For the operational vCISO work, the consequences are immediate and unwelcome. Customer organisations in our portfolio that rely on Safe Harbour-certified US providers for personal data processing — which is to say, almost all of them, because Safe Harbour was the routine mechanism for cloud services, payroll, customer relationship management, and analytics — are without lawful basis for those transfers as of yesterday. The Article 29 Working Party will issue guidance shortly, and the national data-protection authorities will indicate enforcement intent. The likely path is that the Commission will negotiate a successor framework — there is already work in progress between the Commission and the US Department of Commerce on what is being informally called Safe Harbour 2.0 — but that will take months at minimum, and possibly longer.
In the interim, the alternatives are well-established but operationally heavy. Standard Contractual Clauses (SCCs) approved by the Commission can be used between data exporter and data importer; the SCCs predate Safe Harbour and remain valid, although the Schrems judgment's substantive findings about US surveillance arguably affect them too, and that question will be litigated. Binding Corporate Rules (BCRs) for intra-group transfers are valid but take a year or more to put in place and require national-DPA approval. Explicit, informed consent of the data subject is valid but operationally impractical at scale.

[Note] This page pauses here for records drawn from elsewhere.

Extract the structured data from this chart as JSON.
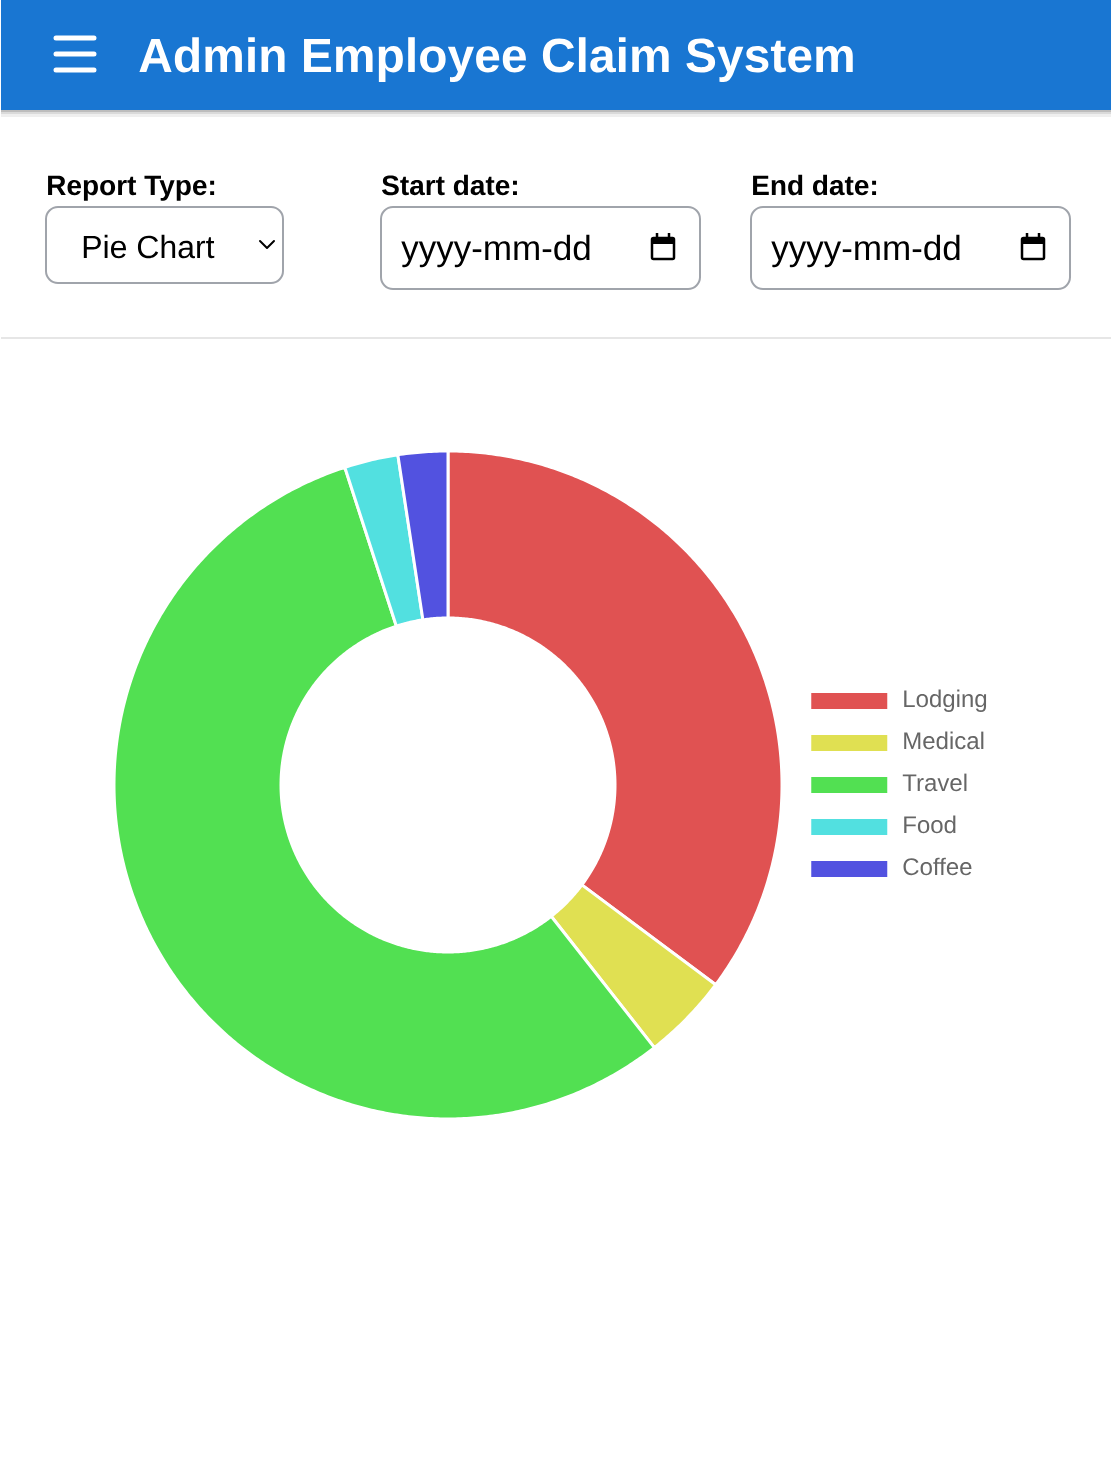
{
  "chart_data": {
    "type": "donut",
    "title": "Admin Employee Claim System",
    "categories": [
      "Lodging",
      "Medical",
      "Travel",
      "Food",
      "Coffee"
    ],
    "values": [
      35.2,
      4.2,
      55.6,
      2.6,
      2.4
    ],
    "colors": [
      "#e05252",
      "#e0e052",
      "#52e052",
      "#52e0e0",
      "#5252e0"
    ],
    "legend": "right",
    "annotations": [
      "Report Type:",
      "Pie Chart",
      "Start date:",
      "yyyy-mm-dd",
      "End date:",
      "yyyy-mm-dd"
    ]
  }
}
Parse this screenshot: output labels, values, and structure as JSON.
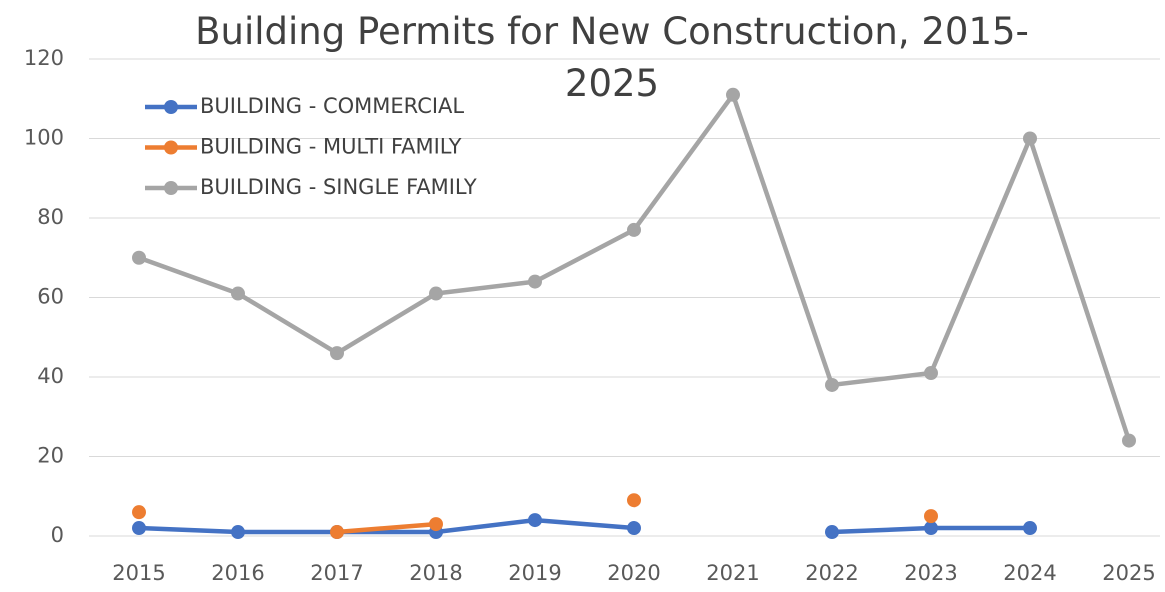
{
  "chart_data": {
    "type": "line",
    "title": "Building Permits for New Construction, 2015-2025",
    "categories": [
      "2015",
      "2016",
      "2017",
      "2018",
      "2019",
      "2020",
      "2021",
      "2022",
      "2023",
      "2024",
      "2025"
    ],
    "series": [
      {
        "name": "BUILDING - COMMERCIAL",
        "color": "#4472c4",
        "values": [
          2,
          1,
          1,
          1,
          4,
          2,
          null,
          1,
          2,
          2,
          null
        ]
      },
      {
        "name": "BUILDING - MULTI FAMILY",
        "color": "#ed7d31",
        "values": [
          6,
          null,
          1,
          3,
          null,
          9,
          null,
          null,
          5,
          null,
          null
        ]
      },
      {
        "name": "BUILDING - SINGLE FAMILY",
        "color": "#a5a5a5",
        "values": [
          70,
          61,
          46,
          61,
          64,
          77,
          111,
          38,
          41,
          100,
          24
        ]
      }
    ],
    "ylim": [
      0,
      120
    ],
    "yticks": [
      0,
      20,
      40,
      60,
      80,
      100,
      120
    ],
    "grid": true,
    "legend": "top-left"
  }
}
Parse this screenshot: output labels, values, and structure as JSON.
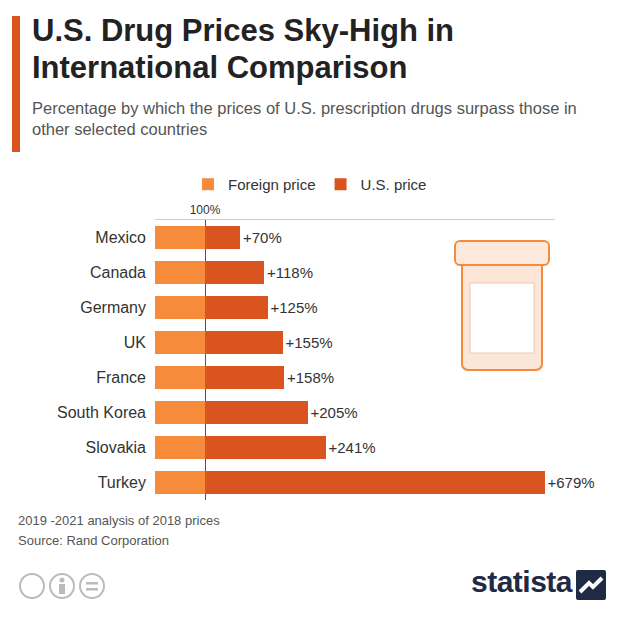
{
  "chart_data": {
    "type": "bar",
    "orientation": "horizontal",
    "stacked": true,
    "title": "U.S. Drug Prices Sky-High in International Comparison",
    "subtitle": "Percentage by which the prices of U.S. prescription drugs surpass those in other selected countries",
    "categories": [
      "Mexico",
      "Canada",
      "Germany",
      "UK",
      "France",
      "South Korea",
      "Slovakia",
      "Turkey"
    ],
    "series": [
      {
        "name": "Foreign price",
        "color": "#f68b3c",
        "values": [
          100,
          100,
          100,
          100,
          100,
          100,
          100,
          100
        ]
      },
      {
        "name": "U.S. price",
        "color": "#d9541e",
        "values": [
          70,
          118,
          125,
          155,
          158,
          205,
          241,
          679
        ],
        "value_labels": [
          "+70%",
          "+118%",
          "+125%",
          "+155%",
          "+158%",
          "+205%",
          "+241%",
          "+679%"
        ],
        "data_labels": true
      }
    ],
    "xlim": [
      0,
      800
    ],
    "xticks": [
      {
        "value": 100,
        "label": "100%"
      }
    ],
    "grid": true,
    "legend": "top",
    "notes": [
      "2019 -2021 analysis of 2018 prices",
      "Source: Rand Corporation"
    ],
    "brand": "statista"
  }
}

Article 26 of the Directive provides various derogations — necessity for performance of a contract, important grounds of public interest — that can support specific transfers but are narrow and not a general substitute.
For the immediate inbox, I have spent today drafting four notes. To Browne Jacobson: their primary US data flows are through their US correspondent counsel relationships and through one US-based document-management vendor, and the action is to migrate the document-management contract to SCCs immediately and to confirm the SCC posture with their counsel-relationship counterparties. To Towry: the trading-platform refresh I mentioned in January now has a Safe Harbour question that needs answering by every shortlisted vendor before the next selection meeting. To Northcott: the operational data flows include several US-headquartered telephony and SMS providers, and the action is a vendor-by-vendor inventory and SCC migration. To the manufacturing client: the US subsidiary's data flows back to the European parent are uncomplicated by yesterday's judgment, but the European parent's use of a US-headquartered HR analytics vendor is squarely affected.
The structural commentary is briefer. The Schrems judgment is the second time in eighteen months that a European court has reshaped the rules of data flow on the basis of Snowden disclosures — the first being the Digital Rights Ireland judgment (Case C-293/12) of April 2014 invalidating the Data Retention Directive. The pattern is that the disclosures of 2013 are still working their way through the legal system, and the operational consequences will continue to land on infrastructure teams for years. The General Data Protection Regulation, when it is finalised — the trilogue is now expected to conclude before the end of the year — will set the next layer of rules, and the adequacy assessments under GDPR will be informed by the standards Schrems has now articulated.
I will be drafting more on this through October as the Article 29 Working Party guidance lands and the national DPAs respond. The short version, for the customer briefings, is that Safe Harbour is gone, SCCs are the immediate fallback, and the vendor inventory needs to be done in the next thirty days, not the next ninety.